Le 13 janvier 2022, les Nations Unies ont annoncé qu’elles allaient débloquer 150 millions de dollars pour soutenir les communautés confrontées aux crises humanitaires les plus sous-financées dans le monde. Cette annonce est intervenue juste après le lancement de l’Aperçu Mondial Humanitaire 2022, une évaluation fondée sur des données probantes de l’aide humanitaire nécessaire dans le monde.

Selon cet aperçu, publié par le Bureau de la coordination des affaires humanitaires (BCAH) des Nations unies, 274 millions de personnes devraient avoir besoin d’une aide humanitaire cette année, soit le nombre le plus élevé depuis des décennies. Le rapport conclut que 41 milliards de dollars seront indispensables afin de venir en aide aux régions touchées par des crises urgentes.

Les chiffres montrent que les besoins mondiaux augmentent, ce qui entraîne un sous-financement de certaines situations d’urgence dans le monde. L’ONU a franchi une étape importante avec son annonce, en veillant à ce que les régions précédemment laissées pour compte soient prioritaires cette année.

Bien que chaque crise sous-financée soit unique à sa région, les situations peuvent être divisées en cinq catégories : déplacement de population, conflit et insécurité, catastrophes naturelles, instabilité économique, et sécheresse et insécurité alimentaire. Certaines des régions touchées sont confrontées simultanément à plusieurs de ces facteurs, ce qui met en évidence l’interdépendance de ces problèmes mondiaux et donne lieu à une situation véritablement catastrophique.

Il s’agit de certaines des crises les plus urgentes, mais aussi les plus sous-financées, auxquelles le monde sera confronté en 2022.

Déplacements et crises de réfugiés

Syrie

La crise des réfugiés syriens est l’une des pires au monde, et la situation ne fait que s’aggraver. Le conflit et la violence en Syrie durent depuis 2011, et n’ont cessé de s’intensifier depuis. Actuellement, on estime à 6,6 millions le nombre de personnes déplacées à l’intérieur du pays, et à plus de 11 millions le nombre de personnes ayant besoin d’une aide humanitaire.

Selon une étude financée par l’Union européenne et menée par le Centre d’analyse et de recherche opérationnelle, malgré l’extension de la crise, les fonds destinés à l’aide ont stagné, ce qui signifie que la crise est largement sous-financée.

Conflit et insécurité

Birmanie

Alors que le conflit politique et l’insécurité en Birmanie ont fait les gros titres l’année dernière, les Nations Unies l’ont identifié comme l’une des régions nécessitant une augmentation des financements. Les militaires ont pris la tête du pays en avril 2021 et ont déclaré l’état d’urgence à la suite des dernières élections démocratiques, qui ont vu la victoire écrasante de la présidente sortante, Aung San Suu Kyi.

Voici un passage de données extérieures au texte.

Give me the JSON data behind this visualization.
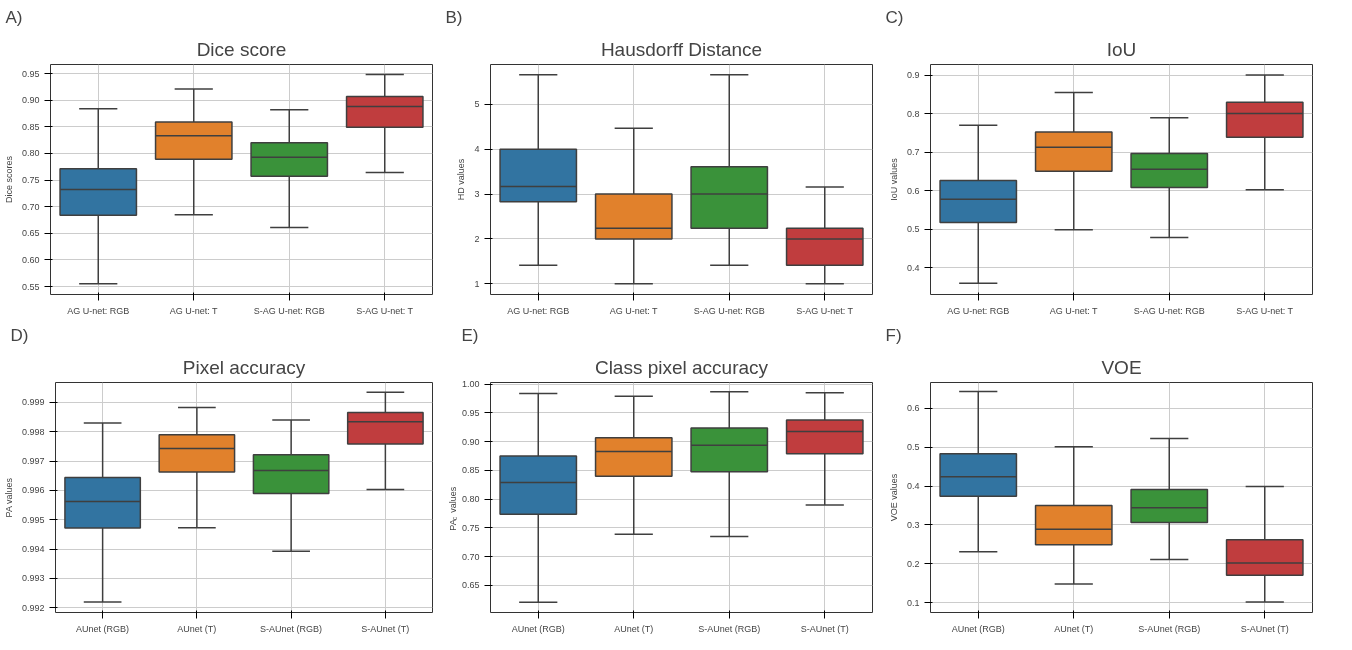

Cette situation s’explique par le fait que les militaires auraient fortement soutenu l’opposition. Depuis lors, des manifestations de masse, des mesures de répression violentes, des déplacements croissants et l’instabilité économique se sont abattus sur le pays et les Nations unies estiment que plus de 3 millions de personnes ont besoin d’aide à la suite des conflits incessants.

Burkina Faso

Selon le Fonds des Nations unies pour la population (FNUAP), les conflits au Sahel central et au Burkina Faso sont l’une des urgences qui se développent le plus rapidement dans le monde. Des attaques d’insurgés ont eu lieu dans la région l’année dernière, les violences djihadistes ayant entraînées la mort d’au moins 41 civils pas plus tard qu’en décembre 2021.

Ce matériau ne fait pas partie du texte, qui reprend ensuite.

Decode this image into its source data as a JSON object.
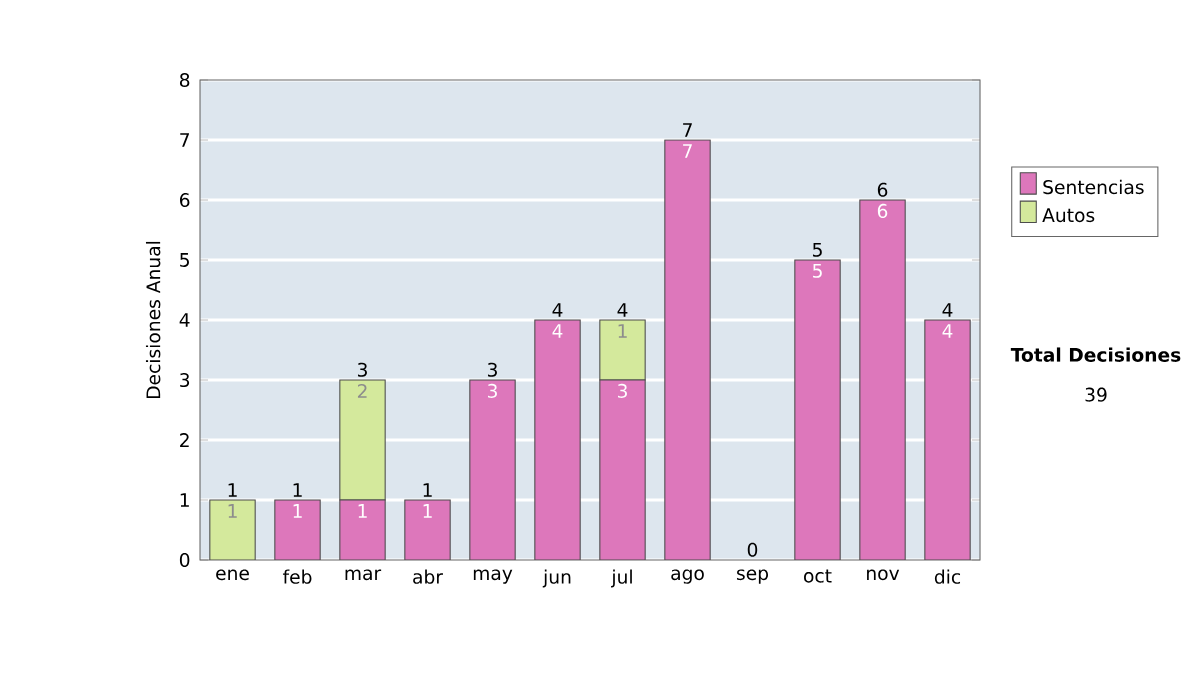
{
  "chart_data": {
    "type": "bar",
    "stacked": true,
    "ylabel": "Decisiones Anual",
    "categories": [
      "ene",
      "feb",
      "mar",
      "abr",
      "may",
      "jun",
      "jul",
      "ago",
      "sep",
      "oct",
      "nov",
      "dic"
    ],
    "series": [
      {
        "name": "Sentencias",
        "color": "#dd77bb",
        "values": [
          0,
          1,
          1,
          1,
          3,
          4,
          3,
          7,
          0,
          5,
          6,
          4
        ],
        "value_labels": [
          null,
          "1",
          "1",
          "1",
          "3",
          "4",
          "3",
          "7",
          null,
          "5",
          "6",
          "4"
        ]
      },
      {
        "name": "Autos",
        "color": "#d4e99c",
        "values": [
          1,
          0,
          2,
          0,
          0,
          0,
          1,
          0,
          0,
          0,
          0,
          0
        ],
        "value_labels": [
          "1",
          null,
          "2",
          null,
          null,
          null,
          "1",
          null,
          null,
          null,
          null,
          null
        ]
      }
    ],
    "totals": [
      "1",
      "1",
      "3",
      "1",
      "3",
      "4",
      "4",
      "7",
      "0",
      "5",
      "6",
      "4"
    ],
    "ylim": [
      0,
      8
    ],
    "yticks": [
      0,
      1,
      2,
      3,
      4,
      5,
      6,
      7,
      8
    ],
    "grid": "y",
    "legend": "right",
    "annotations": [
      "Total Decisiones",
      "39"
    ]
  }
}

Ces attaques sévissent dans le pays depuis 2015, et ne montrent aucun signe d’arrêt puisque janvier de cette année a déjà vu des militants présumés attaquer à nouveau des civils, entraînant la mort d’au moins 10 personnes. Actuellement, le pays est confronté à des déplacements massifs en raison de la violence, et les citoyens impactés ont du mal à accéder aux produits de première nécessité tels que l’eau et la nourriture. Le Programme alimentaire mondial estime également que plus de 3 millions de personnes sont confrontées à une insécurité alimentaire aiguë.

Soudan

Le peuple soudanais se bat pour la démocratie depuis 2019 et, si les choses ont commencé à s’améliorer vers la fin de cette année avec la mise en place d’un gouvernement de transition, la fin de 2021 a vu le gouvernement être renversé par un coup d’État militaire. Le début de l’année 2022 a été marqué par des manifestations en faveur de la démocratie, ainsi que par des troubles continus dans le pays, qui tente d’établir un gouvernement fonctionnel, ce qui affecte la sûreté et la sécurité des citoyens.

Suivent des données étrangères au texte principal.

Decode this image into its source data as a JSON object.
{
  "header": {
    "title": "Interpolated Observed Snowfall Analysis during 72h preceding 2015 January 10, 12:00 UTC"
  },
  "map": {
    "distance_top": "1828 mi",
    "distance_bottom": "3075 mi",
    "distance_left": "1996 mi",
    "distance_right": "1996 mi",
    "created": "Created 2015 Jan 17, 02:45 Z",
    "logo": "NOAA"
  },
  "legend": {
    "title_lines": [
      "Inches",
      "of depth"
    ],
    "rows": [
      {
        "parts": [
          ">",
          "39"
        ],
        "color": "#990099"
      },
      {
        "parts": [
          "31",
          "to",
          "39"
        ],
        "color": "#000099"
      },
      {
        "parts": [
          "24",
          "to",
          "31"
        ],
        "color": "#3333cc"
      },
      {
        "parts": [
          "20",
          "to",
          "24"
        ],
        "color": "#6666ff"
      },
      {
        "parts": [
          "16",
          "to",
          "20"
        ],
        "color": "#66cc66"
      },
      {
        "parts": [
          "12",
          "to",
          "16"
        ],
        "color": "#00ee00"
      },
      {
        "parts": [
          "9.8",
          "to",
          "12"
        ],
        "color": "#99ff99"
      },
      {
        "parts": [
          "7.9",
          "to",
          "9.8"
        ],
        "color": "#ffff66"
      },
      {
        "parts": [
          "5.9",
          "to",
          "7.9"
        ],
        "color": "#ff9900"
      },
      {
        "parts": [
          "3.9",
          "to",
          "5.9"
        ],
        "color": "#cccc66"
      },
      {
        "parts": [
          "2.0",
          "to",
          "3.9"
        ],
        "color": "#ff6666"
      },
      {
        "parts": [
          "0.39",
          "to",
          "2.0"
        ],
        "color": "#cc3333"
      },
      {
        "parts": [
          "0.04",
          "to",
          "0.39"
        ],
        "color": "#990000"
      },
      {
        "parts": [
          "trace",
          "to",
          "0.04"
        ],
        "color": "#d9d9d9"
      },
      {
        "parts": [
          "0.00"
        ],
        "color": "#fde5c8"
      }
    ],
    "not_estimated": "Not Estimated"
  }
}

De plus, le Soudan a également eu des liens avec la guerre actuelle du Tigré, des centaines de milliers de civils ayant fui l’Éthiopie pour le Soudan en quête de sécurité. Le pays a connu un afflux considérable de réfugiés au cours des deux dernières années, malgré les troubles politiques auxquels il est actuellement confronté. La nourriture et l’eau sont également rares pour ceux qui cherchent refuge, et les déplacements internes augmentent dans le pays.

Catastrophes naturelles

République démocratique du Congo

L’année 2021 a été rude pour la RDC, qui a dû faire face à une série de problèmes menaçant la sécurité et le bien-être des citoyens du pays. Outre les tensions politiques et trois épidémies d’Ebola en un an, la RDC a été victime d’une catastrophe naturelle sans précédent.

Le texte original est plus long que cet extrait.